With the specter of swine flu and continued economic troubles looming over air travel, some analysts now question whether US Airways can survive the traditionally lean winter months. "They've leveraged everything they own and don't have many other ways to raise cash," says Robert Herbst, an industry consultant and editor of AirlineFinancials.com.
But sitting in a cramped conference room at his airline's Tempe (Ariz.) headquarters, the remarkably relaxed Parker, 47, brushes aside the doomsayers. "I don't see any more casualties this business cycle," he says. With business bookings picking up, "it feels as though we're climbing out of this."
Still, he's determined to gird the $12.1 billion airline against any further downturn in traffic. A recent increase in luggage fees is expected to generate $400 million in revenue this year. In mid-August, Parker also engineered a creative "slot swap" with Delta Air Lines (DAL), through which US Airways gained the ability for fly 42 more daily flights out of Washington's Reagan National Airport in exchange for giving up many of its slots at New York's LaGuardia Airport, where it has a 4% share of that market.
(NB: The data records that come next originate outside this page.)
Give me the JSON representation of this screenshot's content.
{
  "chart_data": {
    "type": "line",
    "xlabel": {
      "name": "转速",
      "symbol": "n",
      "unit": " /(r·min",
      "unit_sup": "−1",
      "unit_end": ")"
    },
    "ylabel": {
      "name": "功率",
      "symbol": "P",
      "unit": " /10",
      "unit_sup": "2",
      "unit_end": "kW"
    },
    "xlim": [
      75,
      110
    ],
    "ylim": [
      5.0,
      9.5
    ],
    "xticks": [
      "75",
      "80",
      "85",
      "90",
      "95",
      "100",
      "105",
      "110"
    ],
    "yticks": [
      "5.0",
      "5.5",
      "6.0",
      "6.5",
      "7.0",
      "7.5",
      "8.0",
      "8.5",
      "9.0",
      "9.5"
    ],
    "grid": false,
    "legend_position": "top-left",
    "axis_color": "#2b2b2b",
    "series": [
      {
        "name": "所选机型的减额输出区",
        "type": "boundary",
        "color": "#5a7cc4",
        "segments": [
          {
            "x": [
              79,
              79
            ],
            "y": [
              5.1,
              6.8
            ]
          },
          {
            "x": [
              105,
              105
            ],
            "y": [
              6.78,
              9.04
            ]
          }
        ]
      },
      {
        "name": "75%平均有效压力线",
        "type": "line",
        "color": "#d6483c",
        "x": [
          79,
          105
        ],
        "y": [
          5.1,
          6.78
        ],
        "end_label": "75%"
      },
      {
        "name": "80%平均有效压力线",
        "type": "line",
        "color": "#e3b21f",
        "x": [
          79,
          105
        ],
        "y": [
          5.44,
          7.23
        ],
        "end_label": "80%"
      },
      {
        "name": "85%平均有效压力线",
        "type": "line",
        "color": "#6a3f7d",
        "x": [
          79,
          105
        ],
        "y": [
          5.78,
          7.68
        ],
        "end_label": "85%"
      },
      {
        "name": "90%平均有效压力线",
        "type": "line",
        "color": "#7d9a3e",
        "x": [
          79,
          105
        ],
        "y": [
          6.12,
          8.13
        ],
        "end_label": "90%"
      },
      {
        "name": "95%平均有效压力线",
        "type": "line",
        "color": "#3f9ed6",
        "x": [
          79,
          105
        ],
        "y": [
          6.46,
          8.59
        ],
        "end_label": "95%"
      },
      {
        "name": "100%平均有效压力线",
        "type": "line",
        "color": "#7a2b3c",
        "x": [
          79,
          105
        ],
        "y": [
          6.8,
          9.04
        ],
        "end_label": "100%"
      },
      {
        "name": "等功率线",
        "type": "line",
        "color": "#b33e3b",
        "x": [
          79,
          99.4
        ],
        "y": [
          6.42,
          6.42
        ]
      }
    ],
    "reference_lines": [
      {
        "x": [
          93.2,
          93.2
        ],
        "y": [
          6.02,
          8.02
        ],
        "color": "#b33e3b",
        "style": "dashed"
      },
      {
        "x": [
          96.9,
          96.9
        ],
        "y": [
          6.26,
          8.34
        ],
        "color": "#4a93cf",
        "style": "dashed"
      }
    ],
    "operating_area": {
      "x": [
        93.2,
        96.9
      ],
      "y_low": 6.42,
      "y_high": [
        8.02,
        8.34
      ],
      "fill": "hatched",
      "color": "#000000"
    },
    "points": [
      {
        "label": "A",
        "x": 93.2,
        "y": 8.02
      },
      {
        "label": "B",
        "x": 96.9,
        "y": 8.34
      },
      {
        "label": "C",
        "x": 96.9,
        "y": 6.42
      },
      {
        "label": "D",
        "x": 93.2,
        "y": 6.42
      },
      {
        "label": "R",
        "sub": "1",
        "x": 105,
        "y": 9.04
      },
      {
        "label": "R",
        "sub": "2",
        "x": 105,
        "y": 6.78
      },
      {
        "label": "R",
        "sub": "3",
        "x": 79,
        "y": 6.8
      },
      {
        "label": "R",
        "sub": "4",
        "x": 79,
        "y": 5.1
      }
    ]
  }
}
There's only so much Parker can do. For one thing, US Airways has the weakest hub network of any traditional carrier. Despite streamlining its operations in Phoenix, Charlotte, and Philadelphia, those cities generate less revenue than hubs for other carriers. And while larger carriers are stockpiling cash for the coming winter—American Airlines (AMR) recently secured $2.9 billion in new financing—US Airways' options are more limited. It's sitting on nearly $1.5 billion in cash, a level Parker believes is sufficient to ride out the winter, but the company's restrictive loan covenants limit his ability to spend the money as he might like.
On Sept. 22, US Airways announced that it would sell 26.3 million new shares to Citigroup. That will raise just a little more than $100 million, but with shares trading below 5, Parker probably couldn't have sold much more without incurring the ire of shareholders. "We certainly don't like diluting our shareholders," he says, "but in times like this, more liquidity is better than less."
How much more Parker can do isn't clear. The airline's chief financial officer, Derek Kerr, estimates that the carrier could raise $150 million more by borrowing against some training centers and repair hangars.
Despite the challenges, a number of industry watchers aren't ready to count out Parker, who is considered one of the best financial minds in the business. "If Doug went to Wall Street to raise capital for a new airline, he'd have $1 billion in commitments before he got to the end of his [PowerPoint] deck," says Robert W. Mann, an airline industry consultant in Port Washington, N.Y. The problem, though, is with the airline he's got. With few resources and a cloudy outlook, Parker may be facing a winter of discontent.